18/10/2022

Bactérias intestinais domesticam vírus em nosso intestino

Redação do Diário da Saúde
Bactérias intestinais
As bactérias evoluíram de modo a "domesticar" os vírus bacterianos.
[Imagem: N. Frazão et al. - 10.1038/s41467-022-33412-8]

Evolução a longo prazo

Ao longo da vida, o nosso corpo passa por alterações contínuas. O mesmo acontece com as bactérias que vivem conosco. Afinal, esses seres unicelulares compõem uma grande parte das células no nosso organismo e são parte importante da nossa saúde.

Mas, em comparação com as células que compõem os nossos tecidos e órgãos, esses microrganismos multiplicam-se de forma muito rápida, o que faz com que erros ocasionais no seu material genético (mutações) surjam com mais frequência. Estes erros impulsionam a evolução dos microrganismos e ditam, entre outras coisas, a probabilidade de estes causarem doença.

A maioria dos estudos relativos à evolução das bactérias é realizada fora dos organismos vivos ou em modelos animais tratados com antibiótico, o que não mimetiza um ambiente natural e saudável. Além disso, são muito poucas as pesquisas que avaliam a evolução desses microrganismos por mais de um mês.
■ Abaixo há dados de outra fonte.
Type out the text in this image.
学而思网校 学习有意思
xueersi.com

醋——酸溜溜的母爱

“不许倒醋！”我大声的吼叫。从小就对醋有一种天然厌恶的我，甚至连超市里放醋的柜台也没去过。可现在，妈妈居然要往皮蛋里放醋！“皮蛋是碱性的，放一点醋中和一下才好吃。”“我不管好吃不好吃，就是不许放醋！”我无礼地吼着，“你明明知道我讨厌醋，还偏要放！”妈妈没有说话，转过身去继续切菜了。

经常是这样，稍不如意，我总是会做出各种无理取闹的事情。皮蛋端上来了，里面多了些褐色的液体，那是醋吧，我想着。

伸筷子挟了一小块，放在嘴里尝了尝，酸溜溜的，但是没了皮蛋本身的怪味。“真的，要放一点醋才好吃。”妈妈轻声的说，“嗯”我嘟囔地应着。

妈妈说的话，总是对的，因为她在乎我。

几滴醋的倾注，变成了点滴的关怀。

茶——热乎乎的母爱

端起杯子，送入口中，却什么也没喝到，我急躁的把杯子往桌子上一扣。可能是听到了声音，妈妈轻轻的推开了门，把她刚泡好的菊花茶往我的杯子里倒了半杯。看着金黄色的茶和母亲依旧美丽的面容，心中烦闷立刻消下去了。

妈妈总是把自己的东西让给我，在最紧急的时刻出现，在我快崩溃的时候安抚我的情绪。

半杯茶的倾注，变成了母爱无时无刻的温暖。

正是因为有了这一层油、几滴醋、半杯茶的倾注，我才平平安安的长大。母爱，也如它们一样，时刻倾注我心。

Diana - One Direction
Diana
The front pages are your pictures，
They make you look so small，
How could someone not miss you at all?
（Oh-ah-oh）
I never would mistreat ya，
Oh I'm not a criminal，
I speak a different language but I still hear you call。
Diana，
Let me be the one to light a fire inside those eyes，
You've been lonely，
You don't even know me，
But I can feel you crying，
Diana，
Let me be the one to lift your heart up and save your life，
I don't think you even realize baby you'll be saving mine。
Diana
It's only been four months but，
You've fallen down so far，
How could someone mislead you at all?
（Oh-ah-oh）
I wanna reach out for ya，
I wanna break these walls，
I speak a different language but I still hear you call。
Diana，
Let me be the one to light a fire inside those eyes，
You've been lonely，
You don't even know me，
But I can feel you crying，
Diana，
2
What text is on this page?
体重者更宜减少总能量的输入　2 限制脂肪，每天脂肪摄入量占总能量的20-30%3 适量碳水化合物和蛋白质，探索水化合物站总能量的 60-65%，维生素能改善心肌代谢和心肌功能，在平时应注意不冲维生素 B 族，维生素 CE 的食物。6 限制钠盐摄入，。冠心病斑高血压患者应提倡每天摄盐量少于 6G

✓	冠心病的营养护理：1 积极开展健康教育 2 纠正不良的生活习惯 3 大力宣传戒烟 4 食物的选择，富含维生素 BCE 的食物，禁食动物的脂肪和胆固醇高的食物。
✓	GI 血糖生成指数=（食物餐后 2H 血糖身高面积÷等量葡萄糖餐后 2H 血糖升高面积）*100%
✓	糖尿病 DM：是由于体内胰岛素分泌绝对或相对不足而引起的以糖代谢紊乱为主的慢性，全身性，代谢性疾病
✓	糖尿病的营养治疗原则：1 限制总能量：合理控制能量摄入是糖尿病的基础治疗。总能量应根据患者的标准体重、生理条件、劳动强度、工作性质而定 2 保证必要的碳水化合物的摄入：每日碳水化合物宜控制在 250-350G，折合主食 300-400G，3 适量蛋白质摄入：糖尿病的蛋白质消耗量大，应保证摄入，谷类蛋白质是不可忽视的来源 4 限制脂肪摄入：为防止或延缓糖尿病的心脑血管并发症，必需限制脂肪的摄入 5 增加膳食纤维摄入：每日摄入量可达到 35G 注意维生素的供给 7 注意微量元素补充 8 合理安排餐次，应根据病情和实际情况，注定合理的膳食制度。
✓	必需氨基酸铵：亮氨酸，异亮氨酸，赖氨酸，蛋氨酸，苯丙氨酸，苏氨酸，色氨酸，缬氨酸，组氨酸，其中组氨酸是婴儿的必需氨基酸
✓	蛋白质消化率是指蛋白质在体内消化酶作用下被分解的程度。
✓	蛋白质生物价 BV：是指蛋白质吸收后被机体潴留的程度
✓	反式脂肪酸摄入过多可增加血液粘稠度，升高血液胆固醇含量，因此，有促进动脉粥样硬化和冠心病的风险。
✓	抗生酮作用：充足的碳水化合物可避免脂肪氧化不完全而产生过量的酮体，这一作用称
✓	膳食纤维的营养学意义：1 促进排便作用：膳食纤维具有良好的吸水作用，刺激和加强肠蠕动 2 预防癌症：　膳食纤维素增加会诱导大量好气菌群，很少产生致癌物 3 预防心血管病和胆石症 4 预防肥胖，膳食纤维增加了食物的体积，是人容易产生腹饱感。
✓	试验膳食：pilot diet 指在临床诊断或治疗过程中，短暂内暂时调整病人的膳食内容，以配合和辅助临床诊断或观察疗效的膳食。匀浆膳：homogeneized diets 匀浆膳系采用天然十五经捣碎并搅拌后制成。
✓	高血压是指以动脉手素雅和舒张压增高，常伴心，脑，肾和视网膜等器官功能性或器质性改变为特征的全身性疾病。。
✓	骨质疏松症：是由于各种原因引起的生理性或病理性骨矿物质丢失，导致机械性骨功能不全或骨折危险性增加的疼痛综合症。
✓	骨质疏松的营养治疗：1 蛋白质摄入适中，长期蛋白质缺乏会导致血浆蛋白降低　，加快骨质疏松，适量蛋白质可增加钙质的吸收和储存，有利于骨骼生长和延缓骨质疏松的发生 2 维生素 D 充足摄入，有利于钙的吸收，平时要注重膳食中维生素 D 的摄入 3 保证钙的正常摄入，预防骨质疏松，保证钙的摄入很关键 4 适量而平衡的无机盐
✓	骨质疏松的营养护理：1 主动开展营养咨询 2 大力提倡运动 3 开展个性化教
Por isso, a forma como as bactérias evoluem a longo prazo quando colonizam um hospedeiro saudável - nós - é ainda uma questão em aberto para a ciência. Mas isso começa a mudar.

Conquistando espaço

Pesquisadores do Instituto Gulbenkian de Ciência (Portugal) estudaram pela primeira vez a evolução de uma variante invasora da bactéria Escherichia coli ao longo de mais de seis mil gerações no intestino de camundongos.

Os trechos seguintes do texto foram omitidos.